Seguranca

MJ detalha operação que barrou plano de ataques a prédios em Brasília

Operação Rede Interrompida cumpriu oito mandados em cinco estados após monitoramento de grupos no Telegram

O Ministério da Justiça e Segurança Pública detalhou os resultados da Operação Rede Interrompida, que desarticulou um grupo que planejava ataques a prédios públicos no centro de Brasília durante o período eleitoral. A ação foi deflagrada em 4 de agosto pela Polícia Civil do Distrito Federal (PCDF), com oito mandados de busca e apreensão cumpridos em cinco estados.

Os alvos discutidos pelo grupo incluíam invasões a construções da Esplanada dos Ministérios e ao Supremo Tribunal Federal (STF), em outubro, e um atentado a bomba durante debates eleitorais, segundo o ministério. Os mandados foram cumpridos em Santa Catarina, Paraná, São Paulo, Pernambuco e Rio Grande do Sul, com apoio das polícias desses estados.

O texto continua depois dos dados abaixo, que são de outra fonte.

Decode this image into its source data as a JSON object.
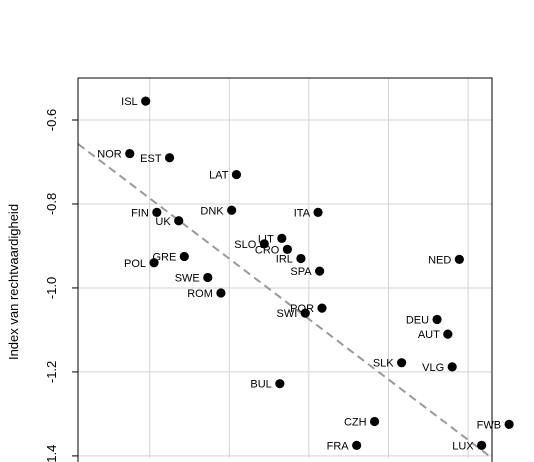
{
  "chart_data": {
    "type": "scatter",
    "title": "",
    "xlabel": "",
    "ylabel": "Index van rechtvaardigheid",
    "xlim": [
      0.22,
      1.26
    ],
    "ylim": [
      -1.405,
      -0.5
    ],
    "y_ticks": [
      -0.6,
      -0.8,
      -1.0,
      -1.2,
      -1.4
    ],
    "y_tick_labels": [
      "-0.6",
      "-0.8",
      "-1.0",
      "-1.2",
      "-1.4"
    ],
    "x_gridlines": [
      0.2,
      0.4,
      0.6,
      0.8,
      1.0,
      1.2
    ],
    "grid": true,
    "regression_line": {
      "style": "dashed",
      "color": "#9a9a9a",
      "x": [
        0.22,
        1.26
      ],
      "y": [
        -0.657,
        -1.405
      ]
    },
    "point_color": "#000000",
    "points": [
      {
        "label": "ISL",
        "x": 0.39,
        "y": -0.555,
        "anchor": "left"
      },
      {
        "label": "NOR",
        "x": 0.35,
        "y": -0.68,
        "anchor": "left"
      },
      {
        "label": "EST",
        "x": 0.45,
        "y": -0.69,
        "anchor": "left"
      },
      {
        "label": "LAT",
        "x": 0.618,
        "y": -0.73,
        "anchor": "left"
      },
      {
        "label": "FIN",
        "x": 0.418,
        "y": -0.82,
        "anchor": "left"
      },
      {
        "label": "UK",
        "x": 0.473,
        "y": -0.84,
        "anchor": "left"
      },
      {
        "label": "DNK",
        "x": 0.606,
        "y": -0.815,
        "anchor": "left"
      },
      {
        "label": "ITA",
        "x": 0.823,
        "y": -0.82,
        "anchor": "left"
      },
      {
        "label": "LIT",
        "x": 0.732,
        "y": -0.882,
        "anchor": "left"
      },
      {
        "label": "SLO",
        "x": 0.688,
        "y": -0.895,
        "anchor": "left"
      },
      {
        "label": "CRO",
        "x": 0.746,
        "y": -0.908,
        "anchor": "left"
      },
      {
        "label": "IRL",
        "x": 0.78,
        "y": -0.93,
        "anchor": "left"
      },
      {
        "label": "GRE",
        "x": 0.487,
        "y": -0.925,
        "anchor": "left"
      },
      {
        "label": "POL",
        "x": 0.411,
        "y": -0.94,
        "anchor": "left"
      },
      {
        "label": "SPA",
        "x": 0.827,
        "y": -0.96,
        "anchor": "left"
      },
      {
        "label": "NED",
        "x": 1.178,
        "y": -0.932,
        "anchor": "left"
      },
      {
        "label": "SWE",
        "x": 0.546,
        "y": -0.975,
        "anchor": "left"
      },
      {
        "label": "ROM",
        "x": 0.579,
        "y": -1.012,
        "anchor": "left"
      },
      {
        "label": "POR",
        "x": 0.833,
        "y": -1.048,
        "anchor": "left"
      },
      {
        "label": "SWI",
        "x": 0.791,
        "y": -1.06,
        "anchor": "left"
      },
      {
        "label": "DEU",
        "x": 1.122,
        "y": -1.075,
        "anchor": "left"
      },
      {
        "label": "AUT",
        "x": 1.149,
        "y": -1.11,
        "anchor": "left"
      },
      {
        "label": "SLK",
        "x": 1.033,
        "y": -1.178,
        "anchor": "left"
      },
      {
        "label": "VLG",
        "x": 1.16,
        "y": -1.188,
        "anchor": "left"
      },
      {
        "label": "BUL",
        "x": 0.727,
        "y": -1.228,
        "anchor": "left"
      },
      {
        "label": "CZH",
        "x": 0.965,
        "y": -1.318,
        "anchor": "left"
      },
      {
        "label": "FWB",
        "x": 1.303,
        "y": -1.325,
        "anchor": "left"
      },
      {
        "label": "FRA",
        "x": 0.92,
        "y": -1.375,
        "anchor": "left"
      },
      {
        "label": "LUX",
        "x": 1.234,
        "y": -1.375,
        "anchor": "left"
      }
    ]
  }
}
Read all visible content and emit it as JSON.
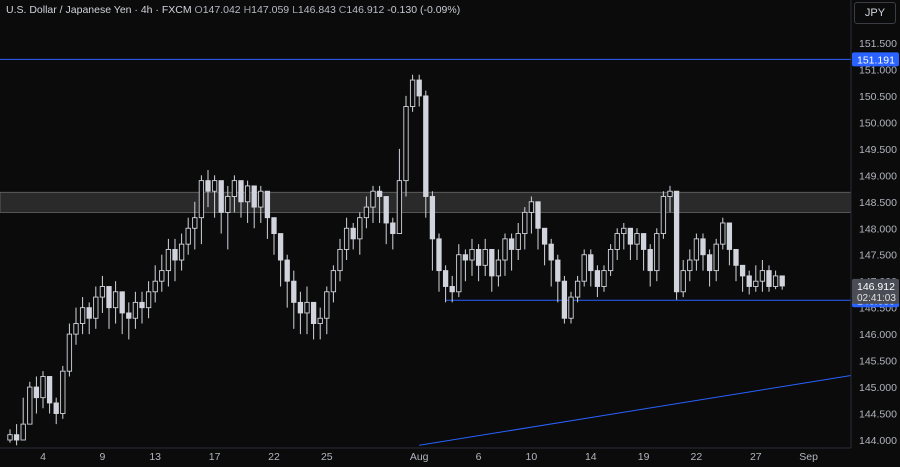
{
  "header": {
    "symbol": "U.S. Dollar / Japanese Yen · 4h · FXCM",
    "open_label": "O",
    "open": "147.042",
    "high_label": "H",
    "high": "147.059",
    "low_label": "L",
    "low": "146.843",
    "close_label": "C",
    "close": "146.912",
    "change": "-0.130 (-0.09%)"
  },
  "currency_button": "JPY",
  "chart_data": {
    "type": "candlestick",
    "title": "U.S. Dollar / Japanese Yen · 4h · FXCM",
    "ylim": [
      143.95,
      151.8
    ],
    "y_ticks": [
      "151.500",
      "151.000",
      "150.500",
      "150.000",
      "149.500",
      "149.000",
      "148.500",
      "148.000",
      "147.500",
      "147.000",
      "146.500",
      "146.000",
      "145.500",
      "145.000",
      "144.500",
      "144.000"
    ],
    "x_ticks": [
      {
        "label": "4",
        "index": 5
      },
      {
        "label": "9",
        "index": 14
      },
      {
        "label": "13",
        "index": 22
      },
      {
        "label": "17",
        "index": 31
      },
      {
        "label": "22",
        "index": 40
      },
      {
        "label": "25",
        "index": 48
      },
      {
        "label": "Aug",
        "index": 62
      },
      {
        "label": "6",
        "index": 71
      },
      {
        "label": "10",
        "index": 79
      },
      {
        "label": "14",
        "index": 88
      },
      {
        "label": "19",
        "index": 96
      },
      {
        "label": "22",
        "index": 104
      },
      {
        "label": "27",
        "index": 113
      },
      {
        "label": "Sep",
        "index": 121
      }
    ],
    "closes": [
      144.1,
      144.0,
      144.3,
      145.0,
      144.8,
      145.2,
      144.7,
      144.5,
      145.3,
      146.0,
      146.2,
      146.5,
      146.3,
      146.7,
      146.9,
      146.5,
      146.8,
      146.4,
      146.3,
      146.6,
      146.5,
      146.8,
      147.0,
      147.2,
      147.6,
      147.4,
      147.7,
      148.0,
      148.2,
      148.9,
      148.7,
      148.9,
      148.3,
      148.6,
      148.9,
      148.5,
      148.8,
      148.4,
      148.7,
      148.2,
      147.9,
      147.4,
      147.0,
      146.6,
      146.4,
      146.6,
      146.2,
      146.3,
      146.8,
      147.2,
      147.6,
      148.0,
      147.8,
      148.2,
      148.4,
      148.7,
      148.6,
      148.1,
      147.9,
      148.9,
      150.3,
      150.8,
      150.5,
      148.6,
      147.8,
      147.2,
      146.9,
      146.8,
      147.5,
      147.4,
      147.6,
      147.3,
      147.6,
      147.1,
      147.4,
      147.8,
      147.6,
      147.9,
      148.3,
      148.5,
      148.0,
      147.7,
      147.4,
      147.0,
      146.3,
      146.7,
      147.0,
      147.5,
      147.2,
      146.9,
      147.2,
      147.6,
      147.9,
      148.0,
      147.7,
      147.9,
      147.6,
      147.2,
      147.9,
      148.6,
      148.7,
      146.8,
      147.2,
      147.4,
      147.8,
      147.5,
      147.2,
      147.7,
      148.1,
      147.6,
      147.3,
      147.1,
      146.9,
      147.0,
      147.2,
      146.9,
      147.1,
      146.91
    ],
    "lows": [
      143.95,
      143.9,
      144.0,
      144.4,
      144.5,
      144.6,
      144.5,
      144.3,
      144.4,
      145.2,
      145.8,
      146.0,
      146.0,
      146.1,
      146.4,
      146.1,
      146.2,
      146.0,
      145.9,
      146.1,
      146.2,
      146.3,
      146.6,
      146.8,
      146.9,
      147.0,
      147.2,
      147.5,
      147.6,
      147.7,
      148.4,
      148.2,
      147.9,
      147.6,
      148.3,
      148.2,
      148.1,
      148.0,
      148.1,
      147.8,
      147.5,
      146.9,
      146.5,
      146.1,
      146.0,
      146.0,
      145.9,
      145.9,
      146.0,
      146.6,
      147.0,
      147.4,
      147.6,
      147.5,
      148.0,
      148.1,
      148.1,
      147.7,
      147.6,
      147.9,
      148.6,
      150.2,
      150.3,
      148.2,
      147.2,
      146.8,
      146.6,
      146.6,
      146.7,
      147.0,
      147.1,
      147.0,
      147.1,
      146.8,
      146.9,
      147.1,
      147.2,
      147.4,
      147.6,
      147.9,
      147.6,
      147.3,
      146.9,
      146.6,
      146.2,
      146.2,
      146.6,
      146.9,
      146.9,
      146.7,
      146.8,
      147.1,
      147.4,
      147.6,
      147.4,
      147.4,
      147.2,
      146.9,
      147.0,
      147.8,
      148.3,
      146.65,
      146.7,
      147.0,
      147.2,
      147.2,
      146.9,
      147.0,
      147.6,
      147.3,
      147.0,
      146.8,
      146.75,
      146.8,
      146.8,
      146.8,
      146.85,
      146.84
    ],
    "highs": [
      144.2,
      144.3,
      144.8,
      145.1,
      145.2,
      145.3,
      145.2,
      144.8,
      145.4,
      146.2,
      146.5,
      146.7,
      146.6,
      146.9,
      147.1,
      146.9,
      147.0,
      146.8,
      146.6,
      146.8,
      146.8,
      147.0,
      147.3,
      147.5,
      147.8,
      147.8,
      147.9,
      148.2,
      148.5,
      149.0,
      149.1,
      149.0,
      148.9,
      148.8,
      149.0,
      148.9,
      148.9,
      148.8,
      148.8,
      148.6,
      148.2,
      147.9,
      147.5,
      147.2,
      146.8,
      146.9,
      146.6,
      146.5,
      146.9,
      147.3,
      147.8,
      148.2,
      148.1,
      148.3,
      148.6,
      148.8,
      148.8,
      148.6,
      148.2,
      149.5,
      150.5,
      150.9,
      150.9,
      150.6,
      148.7,
      147.9,
      147.3,
      147.1,
      147.7,
      147.6,
      147.8,
      147.7,
      147.8,
      147.6,
      147.6,
      147.9,
      147.9,
      148.1,
      148.4,
      148.6,
      148.5,
      148.0,
      147.8,
      147.5,
      147.1,
      146.8,
      147.1,
      147.6,
      147.6,
      147.3,
      147.3,
      147.7,
      148.0,
      148.1,
      148.0,
      148.0,
      147.9,
      147.7,
      148.0,
      148.7,
      148.8,
      148.7,
      147.4,
      147.6,
      147.9,
      147.9,
      147.6,
      147.8,
      148.2,
      148.1,
      147.6,
      147.3,
      147.2,
      147.3,
      147.4,
      147.3,
      147.2,
      147.06
    ],
    "horizontal_lines": [
      {
        "price": 151.191,
        "label": "151.191",
        "color": "#2962ff"
      },
      {
        "price": 146.639,
        "label": "146.639",
        "color": "#2962ff",
        "start_index": 66
      }
    ],
    "resistance_zone": [
      148.3,
      148.68
    ],
    "trendline": {
      "from": [
        62,
        143.9
      ],
      "to": [
        128,
        145.23
      ],
      "color": "#2962ff"
    },
    "last_price": {
      "label": "146.912",
      "countdown": "02:41:03"
    },
    "up_color": "#d1d4dc",
    "down_color": "#d1d4dc",
    "wick_color": "#d1d4dc",
    "zone_color": "#2a2a2a",
    "line_color": "#2962ff"
  }
}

Como a investigação chegou ao grupo

O ponto de partida foi um relatório do Laboratório de Operações Cibernéticas (Ciberlab) da Secretaria Nacional de Segurança Pública (Senasp), que monitorou conversas em grupos abertos do Telegram a partir da primeira quinzena de junho. Os relatórios de inteligência foram compartilhados com os órgãos competentes, e a apuração passou à PCDF.

Além do planejamento de atos violentos, o material analisado trazia disseminação de conteúdo neonazista, antissemita e misógino. Os oito investigados têm entre 19 e 31 anos e não possuíam antecedentes criminais, segundo as informações apresentadas pelas autoridades.

"Havia a necessidade de uma atuação rápida e integrada para que não tivesse a possibilidade de ocorrer qualquer sinistro", afirmou Anchieta Nery, diretor de Operações Integradas e Inteligência da Senasp.

O ministro da Justiça e Segurança Pública, Wellington César Lima e Silva, disse que a pasta "cumpriu seu papel de articulador nacional" na operação. Participaram ainda da apresentação o delegado-geral da PCDF, José Werick de Carvalho, o coordenador de Inteligência da corporação, Maurílio Coelho, e a secretária nacional de Acesso à Justiça, Sheila de Carvalho.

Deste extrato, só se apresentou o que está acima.